The Disk driver to Forth conversion is definitively in the former
case. It adds nothing to the functionality of FIGnition - it's the
same algorithms! However, it's important because at a practical level
it adds the space I need for a few other, valuable features (like
stack checking). But also, philosophically it's good because from the
beginning I envisaged FIGnition becoming more Forthy, because ideally
Forth is the system and everything should be done through the core set
of words. The 'C'/Assembler/Forth hybrid nature of FIGnition's
firmware messes with that somewhat, mostly because the Forth system
doesn't have any real access to 'C' and 'C' can't call Forth. So where
it doesn't impact, I've been shifting things to Forth. For example,
the editor was re-done in Forth (which actually does add useful
functionality) and the start-up screen was shifted to Forth too.
Ultimately most of the video initialization can be shifted to Forth,
which will help when I add a no-video mode to FIGnition : -1 vmode
(better for embedded real-time applications).

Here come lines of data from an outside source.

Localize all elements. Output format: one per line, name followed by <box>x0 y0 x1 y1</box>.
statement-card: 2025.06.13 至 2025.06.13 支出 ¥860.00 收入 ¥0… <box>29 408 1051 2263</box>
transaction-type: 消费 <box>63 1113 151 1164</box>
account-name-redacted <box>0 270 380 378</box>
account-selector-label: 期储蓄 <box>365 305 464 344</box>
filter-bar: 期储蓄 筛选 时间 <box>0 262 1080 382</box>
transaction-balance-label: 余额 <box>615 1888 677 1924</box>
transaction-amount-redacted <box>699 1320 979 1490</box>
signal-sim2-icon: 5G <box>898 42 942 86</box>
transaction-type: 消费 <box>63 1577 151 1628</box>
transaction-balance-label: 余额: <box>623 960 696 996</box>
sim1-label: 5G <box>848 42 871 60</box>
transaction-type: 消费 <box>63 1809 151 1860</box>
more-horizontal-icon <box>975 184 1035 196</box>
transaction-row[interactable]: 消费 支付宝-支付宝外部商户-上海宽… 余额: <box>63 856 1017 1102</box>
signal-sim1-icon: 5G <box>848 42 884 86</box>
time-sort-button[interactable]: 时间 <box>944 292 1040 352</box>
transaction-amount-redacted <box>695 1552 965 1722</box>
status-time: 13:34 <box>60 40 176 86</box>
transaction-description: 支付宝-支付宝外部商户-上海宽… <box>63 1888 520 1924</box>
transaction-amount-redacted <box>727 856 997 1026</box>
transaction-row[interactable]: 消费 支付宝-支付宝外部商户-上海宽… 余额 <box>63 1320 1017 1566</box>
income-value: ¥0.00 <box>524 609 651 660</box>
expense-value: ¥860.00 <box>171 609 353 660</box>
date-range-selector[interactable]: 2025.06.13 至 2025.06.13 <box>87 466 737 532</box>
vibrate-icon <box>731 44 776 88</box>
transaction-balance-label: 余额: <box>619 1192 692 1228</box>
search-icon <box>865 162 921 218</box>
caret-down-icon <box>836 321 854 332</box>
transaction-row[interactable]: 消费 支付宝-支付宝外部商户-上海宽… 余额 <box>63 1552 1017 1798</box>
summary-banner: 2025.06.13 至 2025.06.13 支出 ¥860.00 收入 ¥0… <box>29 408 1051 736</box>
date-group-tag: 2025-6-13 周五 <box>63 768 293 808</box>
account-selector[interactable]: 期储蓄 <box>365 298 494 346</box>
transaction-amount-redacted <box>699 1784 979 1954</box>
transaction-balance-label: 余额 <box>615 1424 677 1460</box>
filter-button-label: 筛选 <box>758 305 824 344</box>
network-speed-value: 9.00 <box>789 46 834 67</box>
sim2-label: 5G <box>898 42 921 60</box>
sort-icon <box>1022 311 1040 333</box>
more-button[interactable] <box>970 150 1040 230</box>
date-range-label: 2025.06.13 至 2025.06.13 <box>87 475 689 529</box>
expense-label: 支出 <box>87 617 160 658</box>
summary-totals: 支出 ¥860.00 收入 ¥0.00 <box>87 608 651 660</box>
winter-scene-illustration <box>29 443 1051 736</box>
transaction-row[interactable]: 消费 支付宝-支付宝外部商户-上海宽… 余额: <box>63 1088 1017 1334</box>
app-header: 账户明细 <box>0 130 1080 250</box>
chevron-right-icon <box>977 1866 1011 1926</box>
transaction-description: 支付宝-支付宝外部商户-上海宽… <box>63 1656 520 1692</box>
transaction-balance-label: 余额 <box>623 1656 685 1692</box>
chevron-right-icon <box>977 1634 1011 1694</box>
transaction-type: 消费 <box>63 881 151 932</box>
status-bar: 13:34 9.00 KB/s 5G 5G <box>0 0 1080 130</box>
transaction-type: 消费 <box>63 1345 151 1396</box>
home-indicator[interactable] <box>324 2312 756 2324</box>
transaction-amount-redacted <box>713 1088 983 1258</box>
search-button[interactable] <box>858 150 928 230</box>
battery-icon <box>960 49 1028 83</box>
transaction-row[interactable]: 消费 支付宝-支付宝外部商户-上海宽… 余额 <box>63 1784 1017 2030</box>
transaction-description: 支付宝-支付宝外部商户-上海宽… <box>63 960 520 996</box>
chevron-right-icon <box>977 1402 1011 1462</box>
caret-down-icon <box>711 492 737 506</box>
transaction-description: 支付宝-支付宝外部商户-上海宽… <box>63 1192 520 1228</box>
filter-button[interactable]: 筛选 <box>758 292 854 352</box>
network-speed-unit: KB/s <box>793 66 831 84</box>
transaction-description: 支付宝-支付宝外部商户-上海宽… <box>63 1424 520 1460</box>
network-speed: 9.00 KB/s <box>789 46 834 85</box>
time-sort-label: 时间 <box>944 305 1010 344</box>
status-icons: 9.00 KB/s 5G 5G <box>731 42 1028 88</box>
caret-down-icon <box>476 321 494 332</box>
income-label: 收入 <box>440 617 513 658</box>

VDisk is a really good example of how FIGnition's firmware has
changed. The earliest version (which wasn't called VDisk) expected
users to supply physical Flash blocks to write to, which meant that
users had to keep allocating a new physical page every time they
wanted to edit a page. Then it was quickly enhanced to support a
simple virtual table of pages, but without purging. This meant that
users would eventually run out of flash simply by editing the same
sectors over and over. The most recent version includes purging and I
love its tiny algorithm! The Forth version could be easily converted
to support a raw Flash-chip based disk system on a retro computer;
including both parallel and serial Flash variants [ A 29F040 would
give you a similar amount of storage as with FIGnition, 512Kb-34Kb or
so]. Anyway, I digress!
On the other hand, it only requires minor changes for the editor to
support >512b of text. In fact you can already use boxed to edit any
amount of text, I did that in order to test FIGkeys 1.1.